Police asked to view it to “ensure there were no illegal images still on his device,” the affidavit states. Seace refused and tried to leave the conference room, so police took him into custody — in a way that raised alarm inside the library — and confiscated his phone.

The video shows Seace face down on the carpet kicking his feet and at times screaming while the officers hover over him.

Officers charged Seace with resisting arrest and obstructing government administration, counts to which he pleaded guilty. (Separately, Seace has two assault on a prisoner charges pending.)

In the interview on Friday, Mello said he feels the officers acted in good faith.

“In my opinion, they did nothing wrong. They worked with information they did have and they made a judgment call,” Mello said. “When we see orders from a judge, it’s not necessarily that someone did something wrong. ... They could have done something different.”

Mello said he and his officers didn’t think the warrant was overly broad but said the department will use the judge’s guidance when seeking future warrants. Warrants covering situations involving technology such as cellphones can be challenging to write, Mello acknowledged.

“Crafty” criminals have the ability to manipulate the technology and store images, for example, in a way that can prevent detection, Mello said.

“The judge is saying we could have done a better job in articulating in the warrant the need for the full cellphone search,” Mello said. “What we need to do is find a better way to be able to articulate those things within the warrant.”

He said he plans to have his officers collaborate with prosecutors to learn how they can better write the affidavits to avoid a similar situation in the future.

Mello said people shouldn’t misinterpret the significance of the ruling.

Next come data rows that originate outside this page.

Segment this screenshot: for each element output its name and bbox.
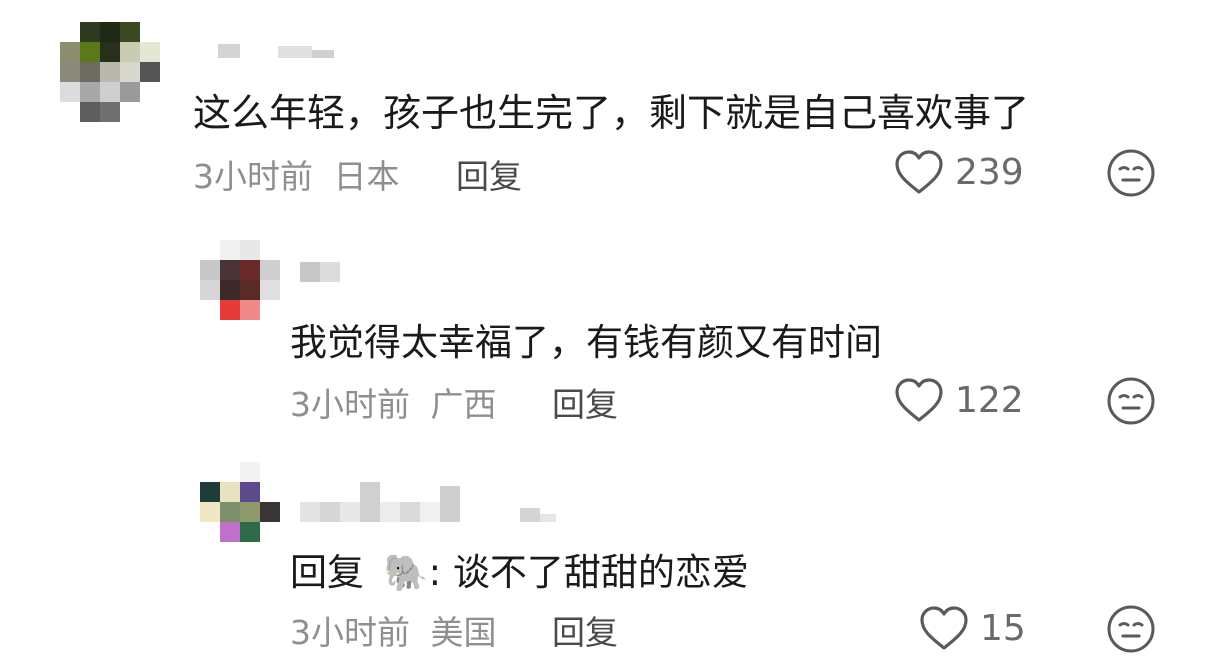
comment-location: 美国	[430, 613, 497, 652]
heart-icon	[893, 376, 945, 424]
avatar-pixel	[100, 82, 120, 102]
avatar-pixel	[200, 482, 220, 502]
avatar-pixel	[240, 462, 260, 482]
heart-icon	[918, 604, 970, 652]
avatar-pixel	[120, 42, 140, 62]
like-count: 15	[980, 607, 1026, 649]
heart-icon	[893, 148, 945, 196]
avatar-pixel	[200, 300, 220, 320]
avatar-pixel	[80, 62, 100, 82]
avatar-pixel	[140, 22, 160, 42]
avatar-pixel	[260, 300, 280, 320]
avatar-pixel	[100, 22, 120, 42]
avatar-pixel	[200, 502, 220, 522]
avatar-pixel	[80, 82, 100, 102]
comment-time: 3小时前	[193, 157, 313, 196]
avatar-pixel	[60, 22, 80, 42]
avatar-pixel	[260, 482, 280, 502]
avatar[interactable]	[200, 240, 280, 320]
avatar-pixel	[120, 62, 140, 82]
unamused-face-icon	[1107, 377, 1155, 425]
avatar-pixel	[100, 62, 120, 82]
like-button[interactable]: 15	[918, 604, 1026, 652]
avatar-pixel	[120, 82, 140, 102]
avatar-pixel	[80, 42, 100, 62]
comment-text: 回复 🐘: 谈不了甜甜的恋爱	[290, 542, 749, 596]
avatar-pixel	[200, 522, 220, 542]
avatar-pixel	[200, 260, 220, 280]
avatar[interactable]	[60, 22, 160, 122]
elephant-icon[interactable]: 🐘	[384, 552, 429, 594]
avatar-pixel	[220, 280, 240, 300]
avatar-pixel	[220, 260, 240, 280]
avatar-pixel	[260, 522, 280, 542]
avatar-pixel	[240, 240, 260, 260]
avatar-pixel	[240, 260, 260, 280]
like-button[interactable]: 239	[893, 148, 1024, 196]
avatar-pixel	[140, 82, 160, 102]
avatar-pixel	[200, 240, 220, 260]
avatar-pixel	[120, 22, 140, 42]
like-count: 122	[955, 379, 1024, 421]
avatar-pixel	[220, 300, 240, 320]
avatar-pixel	[60, 102, 80, 122]
avatar-pixel	[140, 102, 160, 122]
avatar-pixel	[140, 62, 160, 82]
username-blurred[interactable]	[218, 38, 334, 58]
comment-meta: 3小时前 美国	[290, 606, 497, 654]
dislike-button[interactable]	[1106, 604, 1156, 654]
avatar-pixel	[220, 482, 240, 502]
comment-time: 3小时前	[290, 385, 410, 424]
reply-button[interactable]: 回复	[552, 606, 618, 654]
comment-text: 这么年轻，孩子也生完了，剩下就是自己喜欢事了	[193, 91, 1030, 135]
avatar-pixel	[80, 102, 100, 122]
reply-button[interactable]: 回复	[456, 150, 522, 198]
avatar-pixel	[220, 522, 240, 542]
avatar-pixel	[240, 300, 260, 320]
avatar-pixel	[220, 462, 240, 482]
avatar-pixel	[60, 42, 80, 62]
like-count: 239	[955, 151, 1024, 193]
avatar-pixel	[240, 482, 260, 502]
comment-location: 日本	[333, 157, 400, 196]
avatar-pixel	[220, 502, 240, 522]
like-button[interactable]: 122	[893, 376, 1024, 424]
avatar-pixel	[80, 22, 100, 42]
avatar-pixel	[260, 462, 280, 482]
avatar[interactable]	[200, 462, 280, 542]
comment-meta: 3小时前 广西	[290, 378, 497, 426]
avatar-pixel	[220, 240, 240, 260]
dislike-button[interactable]	[1106, 376, 1156, 426]
unamused-face-icon	[1107, 149, 1155, 197]
avatar-pixel	[200, 280, 220, 300]
comment-time: 3小时前	[290, 613, 410, 652]
avatar-pixel	[260, 260, 280, 280]
avatar-pixel	[240, 502, 260, 522]
avatar-pixel	[200, 462, 220, 482]
comment-text: 我觉得太幸福了，有钱有颜又有时间	[290, 321, 882, 364]
username-blurred[interactable]	[300, 262, 340, 282]
comment-meta: 3小时前 日本	[193, 150, 400, 198]
avatar-pixel	[140, 42, 160, 62]
avatar-pixel	[260, 240, 280, 260]
avatar-pixel	[100, 102, 120, 122]
avatar-pixel	[240, 522, 260, 542]
avatar-pixel	[260, 280, 280, 300]
reply-prefix: 回复	[290, 551, 364, 594]
unamused-face-icon	[1107, 605, 1155, 653]
avatar-pixel	[60, 62, 80, 82]
comment-location: 广西	[430, 385, 497, 424]
avatar-pixel	[120, 102, 140, 122]
username-blurred[interactable]	[300, 482, 556, 522]
avatar-pixel	[60, 82, 80, 102]
reply-text: : 谈不了甜甜的恋爱	[428, 551, 749, 594]
dislike-button[interactable]	[1106, 148, 1156, 198]
avatar-pixel	[260, 502, 280, 522]
reply-button[interactable]: 回复	[552, 378, 618, 426]
avatar-pixel	[240, 280, 260, 300]
avatar-pixel	[100, 42, 120, 62]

The mistake made in this case isn’t typical, he said.

“You aren’t seeing suppression cases coming out on a daily basis,” Mello said, noting that the department writes countless warrants a year and they aren’t routinely thrown out.

“I think our officers do the best they can to be as thorough as they can and to follow all of the procedures and the constitution, but unfortunately this is how the constitution works, and there will be occasions when this happens,” he said.